By Karl Terry: Freedom New Mexico
National Weather Service officials in Portales Wednesday say eastern New Mexico residents have proven themselves over the years as good skywatchers.
Kenneth Drozd, senior meteorologist with the NWS, along with fellow meteorologist Tim Shy, were in town conducting the second SkyWarn class of the year in Portales. The NWS class certifies severe weather spotters to act as eyes and ears on the ground when weather conditions turn bad.
“I think we’ve always had a tremendous response,” Drozd said of participation on the High Plains. “Folks in the eastern part of the state are more intuned to the threat of severe weather.”
Wednesday’s class at Becky Sharp Auditorium at Eastern New Mexico University was held at the specific request of the Greyhound Amateur Radio Club. The audience was mostly club members and ENMU staff.
According to Roosevelt County Emergency Preparedness Coordinator Keith Wattenbarger, Roosevelt County has had 37 people take the class this year, down just slightly from 49 in 2007, following the tornado in March that hit a Roosevelt County dairy and killed two people in Clovis.
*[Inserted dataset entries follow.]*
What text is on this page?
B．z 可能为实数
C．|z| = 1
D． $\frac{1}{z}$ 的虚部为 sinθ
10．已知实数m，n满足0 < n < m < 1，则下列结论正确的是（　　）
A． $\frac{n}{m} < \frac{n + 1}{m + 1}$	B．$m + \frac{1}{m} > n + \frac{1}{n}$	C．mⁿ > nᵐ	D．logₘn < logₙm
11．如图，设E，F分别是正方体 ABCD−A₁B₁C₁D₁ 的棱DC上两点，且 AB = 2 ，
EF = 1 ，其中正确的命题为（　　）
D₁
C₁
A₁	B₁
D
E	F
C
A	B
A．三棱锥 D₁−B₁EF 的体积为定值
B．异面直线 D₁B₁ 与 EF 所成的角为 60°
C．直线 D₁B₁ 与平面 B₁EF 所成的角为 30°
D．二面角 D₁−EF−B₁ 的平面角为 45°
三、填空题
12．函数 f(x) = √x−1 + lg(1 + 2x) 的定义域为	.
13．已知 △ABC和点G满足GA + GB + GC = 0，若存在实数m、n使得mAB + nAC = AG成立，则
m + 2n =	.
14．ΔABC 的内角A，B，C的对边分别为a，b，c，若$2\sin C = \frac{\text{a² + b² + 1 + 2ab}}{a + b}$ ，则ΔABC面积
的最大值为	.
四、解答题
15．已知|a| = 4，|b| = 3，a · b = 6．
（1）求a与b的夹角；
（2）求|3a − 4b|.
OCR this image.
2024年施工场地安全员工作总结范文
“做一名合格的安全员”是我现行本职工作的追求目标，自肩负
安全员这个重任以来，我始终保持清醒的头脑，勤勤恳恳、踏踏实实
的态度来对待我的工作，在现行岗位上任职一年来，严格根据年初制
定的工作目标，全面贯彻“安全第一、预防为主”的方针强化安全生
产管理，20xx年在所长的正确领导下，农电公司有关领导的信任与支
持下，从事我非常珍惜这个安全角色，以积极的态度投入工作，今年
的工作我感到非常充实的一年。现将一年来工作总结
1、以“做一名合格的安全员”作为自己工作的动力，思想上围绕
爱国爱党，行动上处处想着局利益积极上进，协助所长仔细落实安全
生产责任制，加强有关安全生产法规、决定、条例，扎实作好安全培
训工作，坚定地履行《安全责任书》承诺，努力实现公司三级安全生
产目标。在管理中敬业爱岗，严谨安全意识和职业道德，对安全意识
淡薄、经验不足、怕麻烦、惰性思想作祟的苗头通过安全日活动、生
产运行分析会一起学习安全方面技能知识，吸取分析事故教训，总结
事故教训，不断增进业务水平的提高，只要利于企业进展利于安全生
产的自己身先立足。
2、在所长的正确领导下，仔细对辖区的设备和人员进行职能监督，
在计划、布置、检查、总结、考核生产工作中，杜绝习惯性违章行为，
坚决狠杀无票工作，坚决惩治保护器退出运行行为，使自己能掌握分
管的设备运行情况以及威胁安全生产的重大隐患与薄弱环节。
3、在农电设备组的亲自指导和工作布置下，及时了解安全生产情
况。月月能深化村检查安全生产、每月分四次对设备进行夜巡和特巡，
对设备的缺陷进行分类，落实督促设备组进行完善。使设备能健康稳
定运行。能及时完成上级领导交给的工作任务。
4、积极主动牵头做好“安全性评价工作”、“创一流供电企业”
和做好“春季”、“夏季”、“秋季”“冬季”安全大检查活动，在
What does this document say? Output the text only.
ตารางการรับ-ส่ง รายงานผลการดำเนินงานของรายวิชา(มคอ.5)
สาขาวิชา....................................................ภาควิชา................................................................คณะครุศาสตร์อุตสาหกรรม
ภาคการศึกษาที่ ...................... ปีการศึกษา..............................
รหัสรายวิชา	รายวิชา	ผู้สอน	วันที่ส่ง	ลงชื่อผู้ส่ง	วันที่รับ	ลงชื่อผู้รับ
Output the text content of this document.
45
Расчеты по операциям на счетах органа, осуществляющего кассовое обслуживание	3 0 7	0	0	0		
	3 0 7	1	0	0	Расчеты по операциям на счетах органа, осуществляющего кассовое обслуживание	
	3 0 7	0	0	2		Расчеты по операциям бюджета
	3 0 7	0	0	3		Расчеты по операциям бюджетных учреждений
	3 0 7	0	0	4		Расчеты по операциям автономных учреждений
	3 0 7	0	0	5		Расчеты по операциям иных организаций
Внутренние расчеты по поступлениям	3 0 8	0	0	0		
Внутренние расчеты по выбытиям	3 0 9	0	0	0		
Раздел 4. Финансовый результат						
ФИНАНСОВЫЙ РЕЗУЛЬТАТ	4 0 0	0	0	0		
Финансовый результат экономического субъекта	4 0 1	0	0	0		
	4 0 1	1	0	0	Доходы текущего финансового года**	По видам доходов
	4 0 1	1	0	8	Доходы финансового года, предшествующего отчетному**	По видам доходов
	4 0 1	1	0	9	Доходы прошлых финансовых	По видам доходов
Drozd said he figures 100-120 have taken the class in Roosevelt and Curry counties this year. He says it doesn’t have to be just emergency personnel taking the class, citizens with no formal emergency training are welcome.
“The more eyes and ears we have out there, the better,” Drozd said. “It’s a chance to actually save lives.”
Wattenbarger credits a well-trained network of spotters working in southern Roosevelt County with helping get early warning out on the 2007 tornado that hit Clovis.
“Because Paul Luscombe (Dora fire chief) and his volunteers had the training, we were able to start tracking that storm very early,” Wattenbarger said.
He said good spotting is also important to keep people from taking action unnecessarily. He said he is focusing his efforts onqualifying all tornado spots and developing a very clear protocol for activating the new sirens or the mass notification system that have recently been installed in Roosevelt County.
During the class Drozd and Shy focused on properly identifying the types of storms and the stages of development for severe storms.
Shy said that in New Mexico, radar coverage isn’t as good as the NWS would like it to be and spotters play an important part in getting the word out early and providing credibility to what forecasters are seeing on radar.
Shy said a weather phenomenon called downbursts are often mistaken for tornadoes. He said a downburst, which is caused by a rapid cooling of air in a cloud, resulting in a sudden dropping of the air, can generate winds as strong as some tornadoes. But he said they’re not tornadoes and making people understand that is often hard.
“There should be no shame in having your home destroyed by a downburst,” Shy said laughing.
Shy said things have changed greatly since he came to the NWS in 2001. Today, through the NWS Web site, residents can get the same radar information that the forecasters in his office look at in real time, along with continuous updates.